DGX LLM Chat Gateway

/v1/embeddings — OpenAI-compatible embeddings

OpenAI-spec embeddings endpoint backed by nomic-embed-text-v1.5 (dim=768, 8192-token context, Apache-2.0). Routed via LiteLLM to a dedicated vllm pooling-runner on Station GPU 3 (Display-Karte) with a profile-gated Spark1 fallback.

Cut 2.23c (ADR 0016) — SPASS-User-Id-Header is mandatory. Add -H "SPASS-User-Id: $USER_ID" to every embeddings request alongside the bearer. Body and query user_id are rejected with HTTP 400 invalid_field.

Surface

POST /v1/embeddings
Authorization: Bearer <token>
Content-Type: application/json

{
  "model": "nomic-embed",
  "input": "Hello world"            // string OR array of strings
}
{
  "object": "list",
  "data": [{
    "object": "embedding",
    "index": 0,
    "embedding": [0.123, -0.456, ...]   // 768 floats
  }],
  "model": "nomic-embed-text-v1.5",
  "usage": {"prompt_tokens": 2, "total_tokens": 2}
}

Allowed model slugs

SlugTierRouting
nomic-embedT1LiteLLM fallback chain: Station → Spark1
nomic-embed-localT2Station only (operator-direct)

Layer-1 caps (rust-api defense)

The /v1/embeddings handler enforces:

CapValueError code
array elements256embedding_input_too_large
per-string bytes8192 (~2k tokens)embedding_input_too_large

Match the underlying vllm pooling-runner's --max-model-len=2048. Caller should chunk longer documents before embedding (typical RAG-chunk size: 512–1024 tokens).

SPASS-* response headers

All standard cost/audit/correlation headers apply. For local backends:

spass-resolved-model: nomic-embed
spass-resolved-backend: local-embed
spass-cost-source: zero
spass-cost-eur: 0.00
spass-cost-usd: 0.00
spass-cost-available: true
spass-cost-exchange-rate: 0.8546
spass-cost-exchange-rate-source: ecb-2026-05-03
spass-request-id: <uuid>

Quirk workaround — encoding_format

vLLM 0.19 strict pydantic rejects encoding_format: null (the literal must be "float", "base64", "bytes", or "bytes_only").
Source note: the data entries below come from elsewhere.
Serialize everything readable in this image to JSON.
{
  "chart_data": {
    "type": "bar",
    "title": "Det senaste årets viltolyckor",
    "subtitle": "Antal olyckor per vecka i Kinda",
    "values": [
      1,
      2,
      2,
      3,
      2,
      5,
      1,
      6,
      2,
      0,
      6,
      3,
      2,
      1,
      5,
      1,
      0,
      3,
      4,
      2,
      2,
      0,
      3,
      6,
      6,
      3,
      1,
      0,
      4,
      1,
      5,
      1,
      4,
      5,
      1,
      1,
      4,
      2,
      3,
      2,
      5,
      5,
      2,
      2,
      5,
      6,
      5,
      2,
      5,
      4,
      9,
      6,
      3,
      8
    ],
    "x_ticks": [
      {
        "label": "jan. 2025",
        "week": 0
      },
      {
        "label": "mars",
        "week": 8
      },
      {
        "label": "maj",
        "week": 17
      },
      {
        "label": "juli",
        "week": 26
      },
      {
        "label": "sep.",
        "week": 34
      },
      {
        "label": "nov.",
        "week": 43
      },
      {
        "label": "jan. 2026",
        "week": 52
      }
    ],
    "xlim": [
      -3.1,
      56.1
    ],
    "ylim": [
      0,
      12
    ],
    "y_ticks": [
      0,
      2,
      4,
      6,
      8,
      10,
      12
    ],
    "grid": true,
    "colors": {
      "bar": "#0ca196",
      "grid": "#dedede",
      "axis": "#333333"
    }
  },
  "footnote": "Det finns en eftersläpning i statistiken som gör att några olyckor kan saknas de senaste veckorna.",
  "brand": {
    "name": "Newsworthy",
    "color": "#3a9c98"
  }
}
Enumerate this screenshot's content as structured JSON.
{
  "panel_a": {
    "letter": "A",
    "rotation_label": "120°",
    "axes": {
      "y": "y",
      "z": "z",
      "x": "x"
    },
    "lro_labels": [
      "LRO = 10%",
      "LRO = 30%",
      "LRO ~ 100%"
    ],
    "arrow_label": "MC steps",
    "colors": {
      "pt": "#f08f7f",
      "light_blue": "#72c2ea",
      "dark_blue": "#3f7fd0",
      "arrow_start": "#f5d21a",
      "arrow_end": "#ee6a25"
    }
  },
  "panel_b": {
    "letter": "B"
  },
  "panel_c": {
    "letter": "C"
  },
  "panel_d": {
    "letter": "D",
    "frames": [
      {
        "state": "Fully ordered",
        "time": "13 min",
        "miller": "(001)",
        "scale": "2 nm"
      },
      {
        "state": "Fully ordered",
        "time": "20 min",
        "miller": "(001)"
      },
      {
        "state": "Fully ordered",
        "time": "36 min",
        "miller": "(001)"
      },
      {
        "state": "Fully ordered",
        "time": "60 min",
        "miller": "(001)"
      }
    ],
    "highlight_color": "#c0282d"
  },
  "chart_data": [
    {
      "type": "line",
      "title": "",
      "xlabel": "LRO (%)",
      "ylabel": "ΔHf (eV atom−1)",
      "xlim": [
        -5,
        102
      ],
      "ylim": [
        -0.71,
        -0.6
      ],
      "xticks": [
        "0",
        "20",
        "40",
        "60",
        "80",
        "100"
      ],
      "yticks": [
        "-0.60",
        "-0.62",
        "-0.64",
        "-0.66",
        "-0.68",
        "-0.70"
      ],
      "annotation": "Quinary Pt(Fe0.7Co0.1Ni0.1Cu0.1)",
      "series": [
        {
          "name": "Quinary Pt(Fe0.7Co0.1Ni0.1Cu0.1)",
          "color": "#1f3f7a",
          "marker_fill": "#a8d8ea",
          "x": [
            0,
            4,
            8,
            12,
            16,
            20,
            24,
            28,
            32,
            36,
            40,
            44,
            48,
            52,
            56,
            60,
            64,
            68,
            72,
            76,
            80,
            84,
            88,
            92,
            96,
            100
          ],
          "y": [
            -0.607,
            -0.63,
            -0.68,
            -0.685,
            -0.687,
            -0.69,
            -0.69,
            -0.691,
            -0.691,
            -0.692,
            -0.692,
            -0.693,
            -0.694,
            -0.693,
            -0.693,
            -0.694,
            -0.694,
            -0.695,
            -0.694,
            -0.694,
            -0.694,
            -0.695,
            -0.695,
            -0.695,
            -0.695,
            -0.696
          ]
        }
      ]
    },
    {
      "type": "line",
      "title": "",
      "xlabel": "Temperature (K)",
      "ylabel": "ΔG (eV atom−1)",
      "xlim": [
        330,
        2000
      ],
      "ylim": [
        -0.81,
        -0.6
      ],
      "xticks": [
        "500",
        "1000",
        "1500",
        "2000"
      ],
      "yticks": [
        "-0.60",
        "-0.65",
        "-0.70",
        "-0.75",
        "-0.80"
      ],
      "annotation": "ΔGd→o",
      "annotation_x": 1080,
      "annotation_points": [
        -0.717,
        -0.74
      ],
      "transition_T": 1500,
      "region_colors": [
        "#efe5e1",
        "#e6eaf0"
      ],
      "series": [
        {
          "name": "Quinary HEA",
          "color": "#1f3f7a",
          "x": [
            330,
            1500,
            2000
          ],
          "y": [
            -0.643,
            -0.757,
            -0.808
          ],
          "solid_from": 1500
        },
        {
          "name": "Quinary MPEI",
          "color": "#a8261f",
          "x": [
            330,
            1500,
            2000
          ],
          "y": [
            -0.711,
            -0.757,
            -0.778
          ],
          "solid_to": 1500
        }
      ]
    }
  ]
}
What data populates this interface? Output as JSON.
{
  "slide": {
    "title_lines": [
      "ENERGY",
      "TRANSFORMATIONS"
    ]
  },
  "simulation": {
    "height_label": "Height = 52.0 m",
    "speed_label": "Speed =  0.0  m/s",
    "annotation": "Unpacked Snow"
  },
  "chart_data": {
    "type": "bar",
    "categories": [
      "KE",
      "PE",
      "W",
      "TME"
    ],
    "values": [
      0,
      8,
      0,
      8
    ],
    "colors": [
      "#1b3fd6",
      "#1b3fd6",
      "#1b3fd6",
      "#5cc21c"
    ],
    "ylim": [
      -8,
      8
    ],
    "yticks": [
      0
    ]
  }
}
The /v1/embeddings handler auto-injects encoding_format: "float" when the caller omits it — clients that send the field explicitly are passed through unchanged.

This is the reason internal RAG self-calls go through /v1/embeddings (not LiteLLM-direct): LiteLLM does not strip nullable params, the auto-inject is needed.

Quick test

TOKEN="$(grep '^RUST_API_BEARER=' /home/dietmar/dgx-llm/.env | cut -d= -f2)"
curl -s -X POST http://localhost:3000/v1/embeddings \
  -H "Authorization: Bearer $TOKEN" \
  -H 'Content-Type: application/json' \
  -d '{"model":"nomic-embed","input":["Hello world","Berlin ist die Hauptstadt"]}' \
  | jq '{model, count: (.data|length), dim: (.data[0].embedding|length), usage}'

Use in /a1 RAG

The same nomic-embed model is the embedding-backbone for /a1/rag/indices/... (Cut 2.4 + 2.4.b + 2.9). See /docs/rag for the index management surface and /docs/agents for using indices in agent configs.